Perşembenin gelişi, Çarşambadan belliydi. Zar zor kazanılmış maçlarla gelen aldatıcı lig liderliğinden sonra çıktıkları İstanbul Belediye karşısında dökülen ve 1 puanı zor kurtaran Beşiktaş, ofsayttan attığı gol ile kazanılmış Metalist rövanşı için Ukrayna'ya da çekinerek gitmişti.
Sinyaller kötüydü, rakip dişliydi. Ama bu takım da Beşiktaş'dı. Avrupada adı olan Barcelona'yı, Chelsa'yı yenmiş bir takım. Pahalı futbolcuları, çok büyük taraftarı olan bir takım. Rakip kim olursa olsun koşan mücadele eden bir futbolu herkes gibi biz de bekliyorduk. Ama ne gezer. Gerek maç öncesi gerek maç sonrası açıklamalardan anlıyoruz ki futbolcular ve teknik heyet maçı kazanacaklarına hiç inanmamışlar.
Aslında daha maç başlar başlamaz motivasyon ve mücadele eksikliğinden hezimetin alametleri ortaya çıkmaya başlamıştı. Bayram rehaveti üstlerine çökmüş futbolcular, “Kadıköyde Final” hayal eden taraftarları endişelendirmeye başlamışken, önemli maçlarda göremediğimiz Rüştü’nün yerine oynayan Hakan 30 metreden gelen topu ağlarda görüyordu. Futbol bu, gol yenir. Ama bir taktiğiniz olur, bir stratejiniz olur, daha kaybedilmiş bir şey yokken, Beşiktaşlı futbolcular öyle bir oynuyor ki, zannedersiniz hepsi yeni bir takıma gelmiş futbolcuların ilk hazırlık maçına çıkmışlar. Ne anlaşma var aralarında, ne mücadele azmi. Bobo gayretsiz, Tello isteksiz, Cisse yetersiz, Holosko şaşkın, Delgado kayıp. Takım tanınmaz halde. Bekliyorsunuz ki “Adam gibi adam Ertuğrul Sağlam” teknik adam gibi bir şeyler yapsın. Ama nafile. Açık kanaldan rezaleti seyreden herkes gibi o da korkulu gözlerle sadece seyrediyor.

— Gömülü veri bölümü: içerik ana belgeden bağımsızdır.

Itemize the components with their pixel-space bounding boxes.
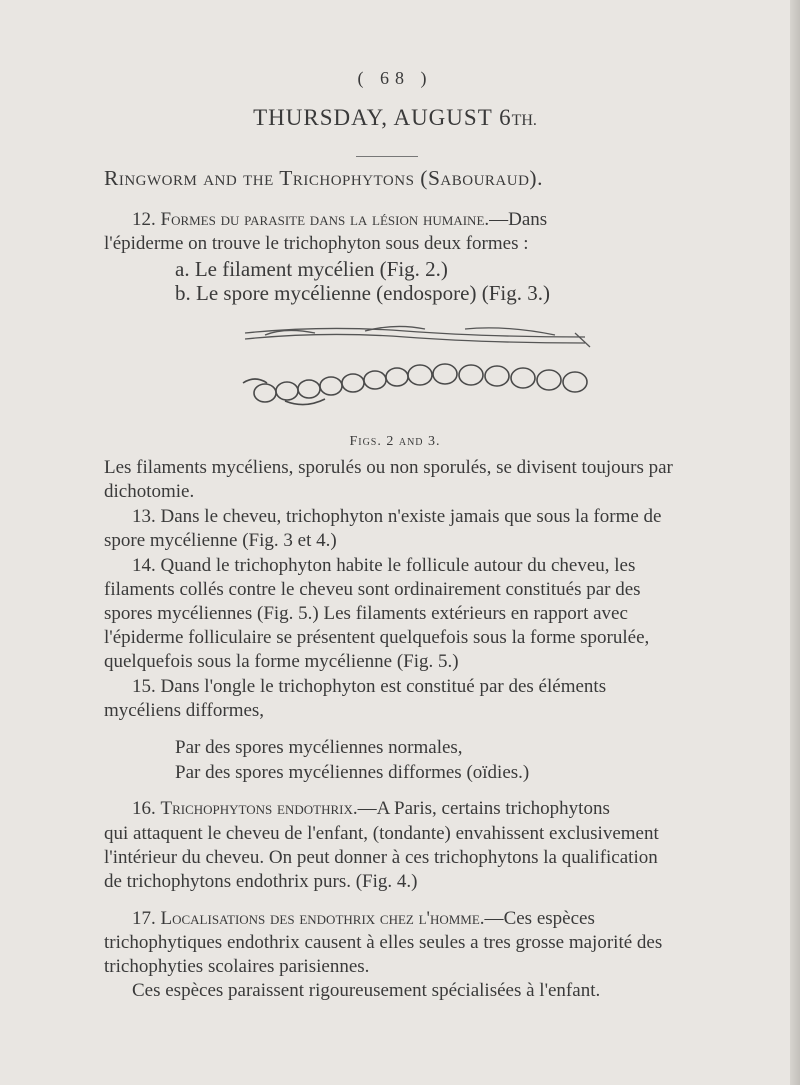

2. Liverpool hezimeti gibi bir sonuçla maç bitmiş, herkes çok üzüntülü bir haldeyken çıkıyor televizyona ve bir hazırlık maçı yenilgisi rahatlığıyla “Dünya dönüyor” diyebiliyor Ertuğrul Sağlam. Yönetimin ve taraftarın bütün desteğine rağmen Beşiktaş takımının teknik direktörü olarak hiçbir başarı gösteremeyen Ertuğrul Sağlam (eğer takımda kalacaksa) artık hangi sistemle oynayacağına bir karar vermeli. Futbolculara forma verirken adaletli olmalı. Radikal değişikliklere gitmeli. Gerekirse kendini “yıldız” zanneden futbolcuları kadro dışı bırakarak, mücadeleci gençlere fırsat vermeli. Zira “yufka yüreklilerle çetin yollar aşılmaz.”
Son söz: 3 cepheden birini kaybeden bu takıma kupa mücadelesi bile ağır gelecektir. Tek amaç Şampiyonlar Liginin garantileneceği lig şampiyonluğu olmalıdır. Beşiktaş’ı sevenlere bu üzüntüyü unutturacak tek sonuç budur.